Adulteration and Misbranding
The FDA requires supplement manufacturers or distributors to evaluate the safety of their product before it is even allowed to be marketed to consumers. Further, the labeling of supplements is the responsibility of these brands, and it must comply with FDA requirements for food, drug, and cosmetic safety.
Dietary supplements must be accurately branded and cannot be marketed as curing or preventing any health conditions.
In addition to requiring supplements to be clearly labeled as “dietary supplements” or some equivalent such as “iron supplements,” the FDA requires all supplements to be labeled with a Supplement Facts panel which states the active dietary ingredients in the product.
Additionally, it is required for dietary supplements to state any additional ingredients, such as fillers, flavorings, or preservatives, in an “Other ingredients” panel.
What isn’t regulated?
While supplements are highly regulated by the FDA, several areas are the sole responsibility of the manufacturer and are not standardized across the board.
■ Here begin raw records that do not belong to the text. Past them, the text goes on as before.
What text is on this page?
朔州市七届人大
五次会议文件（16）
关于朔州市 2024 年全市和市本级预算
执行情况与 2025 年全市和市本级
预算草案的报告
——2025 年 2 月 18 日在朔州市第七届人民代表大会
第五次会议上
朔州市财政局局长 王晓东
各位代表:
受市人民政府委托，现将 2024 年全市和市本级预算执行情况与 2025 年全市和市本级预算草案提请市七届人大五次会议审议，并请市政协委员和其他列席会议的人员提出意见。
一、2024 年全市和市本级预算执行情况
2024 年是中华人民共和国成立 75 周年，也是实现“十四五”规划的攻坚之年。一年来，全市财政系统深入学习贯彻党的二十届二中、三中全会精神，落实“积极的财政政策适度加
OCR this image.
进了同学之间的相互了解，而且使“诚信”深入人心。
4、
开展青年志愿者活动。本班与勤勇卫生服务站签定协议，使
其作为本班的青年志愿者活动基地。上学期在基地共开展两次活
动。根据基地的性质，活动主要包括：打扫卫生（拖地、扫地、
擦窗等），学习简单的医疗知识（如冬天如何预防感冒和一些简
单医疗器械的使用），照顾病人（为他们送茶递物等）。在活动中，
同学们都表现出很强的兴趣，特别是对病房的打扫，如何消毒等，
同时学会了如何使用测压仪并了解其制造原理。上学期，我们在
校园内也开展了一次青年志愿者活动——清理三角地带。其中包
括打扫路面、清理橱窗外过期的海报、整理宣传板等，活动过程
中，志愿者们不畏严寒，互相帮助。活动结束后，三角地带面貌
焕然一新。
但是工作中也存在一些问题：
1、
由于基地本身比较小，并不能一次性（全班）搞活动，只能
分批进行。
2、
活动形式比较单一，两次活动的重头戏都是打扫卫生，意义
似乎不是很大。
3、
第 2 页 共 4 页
For instance, there is not a generally agreed upon serving size for supplements to comply with, nor is there a limit to the concentration of a dietary ingredient allowed to be in a serving.
However, the FDA mandates that manufacturers of dietary supplements must meet other safety and labeling standards, and must be produced in line with up-to-date good manufacturing guidelines.
Supplement Regulations FAQ
What are the regulations for supplements?
Dietary supplement manufacturing, labeling, and distribution are all regulated. Supplement ingredients are regulated by the FDA.
Do supplements need to be FDA approved?
No, FDA approval is reserved for drugs, as they require approval before marketing. However, FDA regulations still apply to supplements.
How are vitamins and supplements regulated?
Organizations such as the FDA require vitamin and supplement companies to have evidence that their product is safe before they can be marketed to consumers.